Врач А. Г. Пекелис, наблюдавший его на смертном одре, тоже оставил свидетельство — «Краткую заметку о ходе болезни поэта А. Блока 27 августа 1921 г.», где констатировал: «Процесс роковым образом шёл к концу. Отёки медленно, но стойко росли, увеличивалась общая слабость, всё заметнее и резче проявлялась ненормальность в сфере психики, главным образом в смысле угнетения… Все предпринимавшиеся меры лечебного характера не достигали цели, а в последнее время больной стал отказываться от приёма лекарств, терял аппетит, быстро худел, заметней таял и угасал и при всё нарастающих явлениях сердечной слабости тихо скончался». Блок умер утром 7 августа 1921 года.
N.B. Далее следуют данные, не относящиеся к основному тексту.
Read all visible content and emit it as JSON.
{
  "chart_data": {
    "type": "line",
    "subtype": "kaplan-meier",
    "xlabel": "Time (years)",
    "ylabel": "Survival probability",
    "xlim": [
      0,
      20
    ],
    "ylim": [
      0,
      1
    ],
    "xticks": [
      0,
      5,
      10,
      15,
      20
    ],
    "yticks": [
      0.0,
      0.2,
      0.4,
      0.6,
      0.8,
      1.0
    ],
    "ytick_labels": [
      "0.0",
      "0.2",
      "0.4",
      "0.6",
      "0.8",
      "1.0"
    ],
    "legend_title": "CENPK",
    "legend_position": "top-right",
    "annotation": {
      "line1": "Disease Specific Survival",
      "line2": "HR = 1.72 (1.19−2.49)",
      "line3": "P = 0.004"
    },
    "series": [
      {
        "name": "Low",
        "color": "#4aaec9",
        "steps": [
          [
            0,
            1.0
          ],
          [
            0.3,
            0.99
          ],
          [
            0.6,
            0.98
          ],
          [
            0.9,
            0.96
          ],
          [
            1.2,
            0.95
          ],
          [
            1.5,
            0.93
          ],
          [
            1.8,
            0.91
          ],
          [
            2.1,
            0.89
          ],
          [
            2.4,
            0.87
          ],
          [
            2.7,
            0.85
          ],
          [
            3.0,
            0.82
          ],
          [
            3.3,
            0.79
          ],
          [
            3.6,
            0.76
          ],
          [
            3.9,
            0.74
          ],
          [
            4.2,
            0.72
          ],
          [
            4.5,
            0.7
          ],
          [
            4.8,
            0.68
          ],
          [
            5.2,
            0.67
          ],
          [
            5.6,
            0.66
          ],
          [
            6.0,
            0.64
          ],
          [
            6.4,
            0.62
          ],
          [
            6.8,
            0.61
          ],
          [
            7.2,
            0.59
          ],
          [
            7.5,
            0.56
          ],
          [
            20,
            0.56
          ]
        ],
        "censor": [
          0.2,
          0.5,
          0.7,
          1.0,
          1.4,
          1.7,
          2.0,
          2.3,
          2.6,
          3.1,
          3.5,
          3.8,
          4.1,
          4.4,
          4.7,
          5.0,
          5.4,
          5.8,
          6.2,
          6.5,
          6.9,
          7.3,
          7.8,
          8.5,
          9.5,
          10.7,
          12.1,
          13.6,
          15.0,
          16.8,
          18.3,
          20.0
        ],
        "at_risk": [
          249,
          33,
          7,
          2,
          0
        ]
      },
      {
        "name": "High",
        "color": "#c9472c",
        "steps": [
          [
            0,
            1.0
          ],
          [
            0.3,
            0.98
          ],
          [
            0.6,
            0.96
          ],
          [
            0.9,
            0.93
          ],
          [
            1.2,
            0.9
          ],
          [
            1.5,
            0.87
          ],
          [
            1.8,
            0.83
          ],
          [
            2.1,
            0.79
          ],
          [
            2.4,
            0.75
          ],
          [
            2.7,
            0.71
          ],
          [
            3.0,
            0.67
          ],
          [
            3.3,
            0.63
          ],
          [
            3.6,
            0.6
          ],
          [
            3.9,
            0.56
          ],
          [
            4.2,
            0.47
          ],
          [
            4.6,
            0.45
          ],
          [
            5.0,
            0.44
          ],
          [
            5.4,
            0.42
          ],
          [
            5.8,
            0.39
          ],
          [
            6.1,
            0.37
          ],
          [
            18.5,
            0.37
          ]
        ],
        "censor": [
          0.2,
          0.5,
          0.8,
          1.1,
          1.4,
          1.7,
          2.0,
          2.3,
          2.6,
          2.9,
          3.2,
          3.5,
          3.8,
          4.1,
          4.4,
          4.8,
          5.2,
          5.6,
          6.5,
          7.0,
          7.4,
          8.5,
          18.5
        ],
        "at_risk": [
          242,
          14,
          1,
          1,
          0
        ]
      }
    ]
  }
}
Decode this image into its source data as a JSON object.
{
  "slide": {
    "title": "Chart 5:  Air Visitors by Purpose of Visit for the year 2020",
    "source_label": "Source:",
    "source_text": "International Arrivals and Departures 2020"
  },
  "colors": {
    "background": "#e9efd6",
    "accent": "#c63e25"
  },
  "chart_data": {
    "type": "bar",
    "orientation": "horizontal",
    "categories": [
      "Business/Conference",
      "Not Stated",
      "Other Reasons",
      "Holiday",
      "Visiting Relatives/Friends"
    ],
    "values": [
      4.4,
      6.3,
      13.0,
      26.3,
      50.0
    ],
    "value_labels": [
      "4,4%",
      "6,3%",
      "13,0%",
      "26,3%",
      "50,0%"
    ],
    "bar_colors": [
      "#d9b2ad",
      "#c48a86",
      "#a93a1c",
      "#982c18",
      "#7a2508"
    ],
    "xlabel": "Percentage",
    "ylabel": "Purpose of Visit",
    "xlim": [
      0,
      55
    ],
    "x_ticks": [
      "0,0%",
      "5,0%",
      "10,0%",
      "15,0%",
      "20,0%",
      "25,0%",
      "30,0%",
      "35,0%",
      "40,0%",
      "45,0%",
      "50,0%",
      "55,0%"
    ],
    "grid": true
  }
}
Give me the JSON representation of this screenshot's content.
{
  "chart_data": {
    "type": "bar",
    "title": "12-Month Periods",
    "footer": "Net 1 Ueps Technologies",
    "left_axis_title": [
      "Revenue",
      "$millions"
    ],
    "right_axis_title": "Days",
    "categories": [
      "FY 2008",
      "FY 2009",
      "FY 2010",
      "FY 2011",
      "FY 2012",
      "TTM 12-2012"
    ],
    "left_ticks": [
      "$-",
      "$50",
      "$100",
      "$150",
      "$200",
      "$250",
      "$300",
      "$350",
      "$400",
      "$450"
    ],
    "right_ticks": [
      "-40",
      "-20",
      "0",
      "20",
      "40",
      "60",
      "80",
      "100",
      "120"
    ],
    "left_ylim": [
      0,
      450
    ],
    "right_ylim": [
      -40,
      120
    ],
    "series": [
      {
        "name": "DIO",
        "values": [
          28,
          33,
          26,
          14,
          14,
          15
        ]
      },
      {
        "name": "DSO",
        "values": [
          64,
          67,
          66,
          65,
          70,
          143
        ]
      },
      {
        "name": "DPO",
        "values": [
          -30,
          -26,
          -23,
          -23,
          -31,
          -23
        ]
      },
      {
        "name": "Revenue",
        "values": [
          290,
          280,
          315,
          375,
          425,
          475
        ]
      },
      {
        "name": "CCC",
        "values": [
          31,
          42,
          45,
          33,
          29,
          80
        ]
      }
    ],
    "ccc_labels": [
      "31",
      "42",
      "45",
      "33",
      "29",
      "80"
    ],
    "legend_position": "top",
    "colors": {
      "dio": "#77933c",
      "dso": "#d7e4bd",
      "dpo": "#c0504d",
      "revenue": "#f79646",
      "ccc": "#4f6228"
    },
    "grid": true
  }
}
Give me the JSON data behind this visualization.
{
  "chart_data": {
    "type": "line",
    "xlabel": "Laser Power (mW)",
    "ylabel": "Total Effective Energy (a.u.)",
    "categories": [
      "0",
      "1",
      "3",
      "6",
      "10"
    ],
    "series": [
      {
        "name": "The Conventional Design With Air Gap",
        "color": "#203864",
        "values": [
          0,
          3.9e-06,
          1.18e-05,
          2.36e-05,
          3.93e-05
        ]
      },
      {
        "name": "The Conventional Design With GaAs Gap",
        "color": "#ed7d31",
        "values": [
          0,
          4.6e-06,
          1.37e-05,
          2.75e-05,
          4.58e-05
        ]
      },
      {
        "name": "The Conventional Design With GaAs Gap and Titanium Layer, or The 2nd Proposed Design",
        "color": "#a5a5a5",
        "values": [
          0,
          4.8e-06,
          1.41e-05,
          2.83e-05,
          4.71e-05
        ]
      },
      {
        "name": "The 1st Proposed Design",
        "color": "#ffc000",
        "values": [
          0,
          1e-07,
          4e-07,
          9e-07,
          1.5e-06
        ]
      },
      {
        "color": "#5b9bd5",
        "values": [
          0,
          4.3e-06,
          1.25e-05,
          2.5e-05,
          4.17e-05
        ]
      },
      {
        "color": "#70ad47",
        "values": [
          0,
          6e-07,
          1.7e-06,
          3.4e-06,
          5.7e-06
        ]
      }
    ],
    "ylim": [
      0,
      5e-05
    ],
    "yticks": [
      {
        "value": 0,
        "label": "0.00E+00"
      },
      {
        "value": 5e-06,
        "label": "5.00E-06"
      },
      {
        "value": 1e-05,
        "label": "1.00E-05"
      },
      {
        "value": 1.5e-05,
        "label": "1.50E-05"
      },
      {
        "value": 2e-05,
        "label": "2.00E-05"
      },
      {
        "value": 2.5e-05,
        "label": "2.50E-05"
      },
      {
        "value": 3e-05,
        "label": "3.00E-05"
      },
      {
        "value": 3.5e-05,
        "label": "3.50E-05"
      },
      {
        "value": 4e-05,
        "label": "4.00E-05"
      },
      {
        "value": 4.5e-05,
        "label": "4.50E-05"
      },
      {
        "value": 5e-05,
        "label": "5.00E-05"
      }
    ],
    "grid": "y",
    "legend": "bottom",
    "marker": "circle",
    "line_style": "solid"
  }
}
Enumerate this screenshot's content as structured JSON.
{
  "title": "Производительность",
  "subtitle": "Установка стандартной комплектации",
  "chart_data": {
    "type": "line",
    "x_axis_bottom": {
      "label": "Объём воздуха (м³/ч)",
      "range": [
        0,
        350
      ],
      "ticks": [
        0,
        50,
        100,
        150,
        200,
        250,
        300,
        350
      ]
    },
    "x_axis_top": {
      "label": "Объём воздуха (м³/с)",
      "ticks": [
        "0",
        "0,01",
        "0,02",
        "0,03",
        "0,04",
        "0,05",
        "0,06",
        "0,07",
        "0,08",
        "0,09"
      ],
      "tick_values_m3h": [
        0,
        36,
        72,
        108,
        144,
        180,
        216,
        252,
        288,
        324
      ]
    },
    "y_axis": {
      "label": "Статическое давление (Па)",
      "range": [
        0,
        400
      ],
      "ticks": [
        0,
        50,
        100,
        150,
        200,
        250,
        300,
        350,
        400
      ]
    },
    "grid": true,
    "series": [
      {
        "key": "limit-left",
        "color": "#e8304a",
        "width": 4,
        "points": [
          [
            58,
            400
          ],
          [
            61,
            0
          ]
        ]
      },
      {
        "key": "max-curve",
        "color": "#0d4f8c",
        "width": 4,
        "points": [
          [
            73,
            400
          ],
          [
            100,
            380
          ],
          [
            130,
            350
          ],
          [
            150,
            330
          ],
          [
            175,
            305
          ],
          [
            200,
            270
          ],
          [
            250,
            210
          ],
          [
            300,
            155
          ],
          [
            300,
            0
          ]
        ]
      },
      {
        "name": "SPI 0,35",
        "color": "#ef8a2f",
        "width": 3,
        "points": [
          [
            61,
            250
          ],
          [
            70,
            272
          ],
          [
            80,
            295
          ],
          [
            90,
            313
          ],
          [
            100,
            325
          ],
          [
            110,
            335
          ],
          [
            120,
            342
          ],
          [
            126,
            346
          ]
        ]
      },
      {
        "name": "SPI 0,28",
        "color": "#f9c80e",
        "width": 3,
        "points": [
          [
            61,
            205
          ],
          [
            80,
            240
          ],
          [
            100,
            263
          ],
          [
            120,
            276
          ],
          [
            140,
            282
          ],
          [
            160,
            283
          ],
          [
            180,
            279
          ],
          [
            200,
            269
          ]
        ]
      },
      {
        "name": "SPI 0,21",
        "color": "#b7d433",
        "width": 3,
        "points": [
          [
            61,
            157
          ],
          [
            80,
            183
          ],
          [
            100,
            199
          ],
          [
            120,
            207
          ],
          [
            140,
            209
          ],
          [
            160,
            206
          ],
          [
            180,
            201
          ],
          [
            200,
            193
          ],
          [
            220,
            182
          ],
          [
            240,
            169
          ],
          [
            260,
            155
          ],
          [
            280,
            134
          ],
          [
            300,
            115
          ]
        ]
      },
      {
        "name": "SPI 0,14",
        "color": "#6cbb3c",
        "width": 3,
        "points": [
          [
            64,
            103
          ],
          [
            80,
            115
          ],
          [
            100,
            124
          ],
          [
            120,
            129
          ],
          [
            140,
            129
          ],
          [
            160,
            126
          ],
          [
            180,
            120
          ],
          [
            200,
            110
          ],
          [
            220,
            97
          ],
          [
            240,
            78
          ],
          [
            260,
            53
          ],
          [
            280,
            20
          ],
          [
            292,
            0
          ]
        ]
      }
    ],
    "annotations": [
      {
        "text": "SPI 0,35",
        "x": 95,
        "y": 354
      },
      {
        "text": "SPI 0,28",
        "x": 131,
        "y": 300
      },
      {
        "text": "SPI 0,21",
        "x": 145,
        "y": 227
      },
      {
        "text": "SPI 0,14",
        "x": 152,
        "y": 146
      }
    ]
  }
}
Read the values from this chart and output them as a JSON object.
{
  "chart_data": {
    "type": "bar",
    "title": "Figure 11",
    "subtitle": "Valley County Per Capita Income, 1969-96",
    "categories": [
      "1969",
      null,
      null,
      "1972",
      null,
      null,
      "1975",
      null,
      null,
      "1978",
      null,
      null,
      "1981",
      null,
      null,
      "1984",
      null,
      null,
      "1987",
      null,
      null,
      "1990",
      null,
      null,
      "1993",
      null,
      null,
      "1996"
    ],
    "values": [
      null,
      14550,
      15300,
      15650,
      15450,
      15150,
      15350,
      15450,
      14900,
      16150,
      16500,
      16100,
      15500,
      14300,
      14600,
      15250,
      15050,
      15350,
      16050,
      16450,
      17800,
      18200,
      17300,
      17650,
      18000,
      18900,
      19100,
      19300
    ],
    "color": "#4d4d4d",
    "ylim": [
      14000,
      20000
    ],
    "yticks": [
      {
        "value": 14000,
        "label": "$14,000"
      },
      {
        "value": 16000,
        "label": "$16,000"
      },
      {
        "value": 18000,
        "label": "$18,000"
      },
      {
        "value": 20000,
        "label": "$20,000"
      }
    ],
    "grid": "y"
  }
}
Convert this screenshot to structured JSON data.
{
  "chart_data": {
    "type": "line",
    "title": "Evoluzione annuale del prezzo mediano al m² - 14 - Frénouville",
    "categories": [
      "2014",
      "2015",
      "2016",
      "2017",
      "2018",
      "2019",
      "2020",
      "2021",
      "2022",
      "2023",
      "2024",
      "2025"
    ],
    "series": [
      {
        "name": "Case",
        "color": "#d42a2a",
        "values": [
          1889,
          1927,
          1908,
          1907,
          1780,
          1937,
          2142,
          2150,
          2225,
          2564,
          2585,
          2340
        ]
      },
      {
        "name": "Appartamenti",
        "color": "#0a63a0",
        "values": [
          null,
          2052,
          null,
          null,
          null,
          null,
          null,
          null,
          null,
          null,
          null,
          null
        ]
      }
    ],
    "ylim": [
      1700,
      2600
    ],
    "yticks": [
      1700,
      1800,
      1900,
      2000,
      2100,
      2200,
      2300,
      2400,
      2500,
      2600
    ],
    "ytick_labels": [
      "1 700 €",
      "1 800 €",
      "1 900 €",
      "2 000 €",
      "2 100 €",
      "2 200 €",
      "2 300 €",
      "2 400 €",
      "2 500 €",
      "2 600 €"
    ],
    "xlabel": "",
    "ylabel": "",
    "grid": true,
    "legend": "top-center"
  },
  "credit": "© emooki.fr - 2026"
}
Непосредственной причиной смерти мог стать подострый септический эндокардит — воспаление внутренней оболочки сердца. Но имелась и другая причина, которую десять лет спустя сформулировал В. Ф. Ходасевич в очерке «Гумилёв и Блок»: «Вероятно, тот, кто первый сказал, что Блок задохнулся, взял это именно отсюда (то есть из процитированной выше статьи „О назначении поэта“. Но в своём дневнике Блок оставил красноречивую запись от 18 июня: „Мне трудно дышать, сердце заняло полгруди“. — М. Л.). И он был прав. Не странно ли: Блок умирал несколько месяцев, на глазах у всех, его лечили врачи, — и никто не называл и не умел назвать его болезнь. Началось с боли в ноге. Потом говорили о слабости сердца. Перед смертью он сильно страдал. Но от чего же он всё-таки умер? Неизвестно. Он умер как-то „вообще“ оттого, что был болен весь, оттого что не мог больше жить». Блок и впрямь не мог больше жить: вокруг него погибало всё то, служение чему он ставил неизмеримо выше служения собственному «я». Неслучайно поэтому, адресуясь к Пушкину, свой поэтический памятник он всё-таки воздвиг Пушкинскому Дому, в «не пустом для сердца звуке» которого соединились у него имя поэта и уходящая пушкинская культура.

3.

В середине своей классически тридцатисемилетней жизни Владимир Маяковский уже всерьёз задумывался:

…не поставить ли лучше точку пули в своём конце.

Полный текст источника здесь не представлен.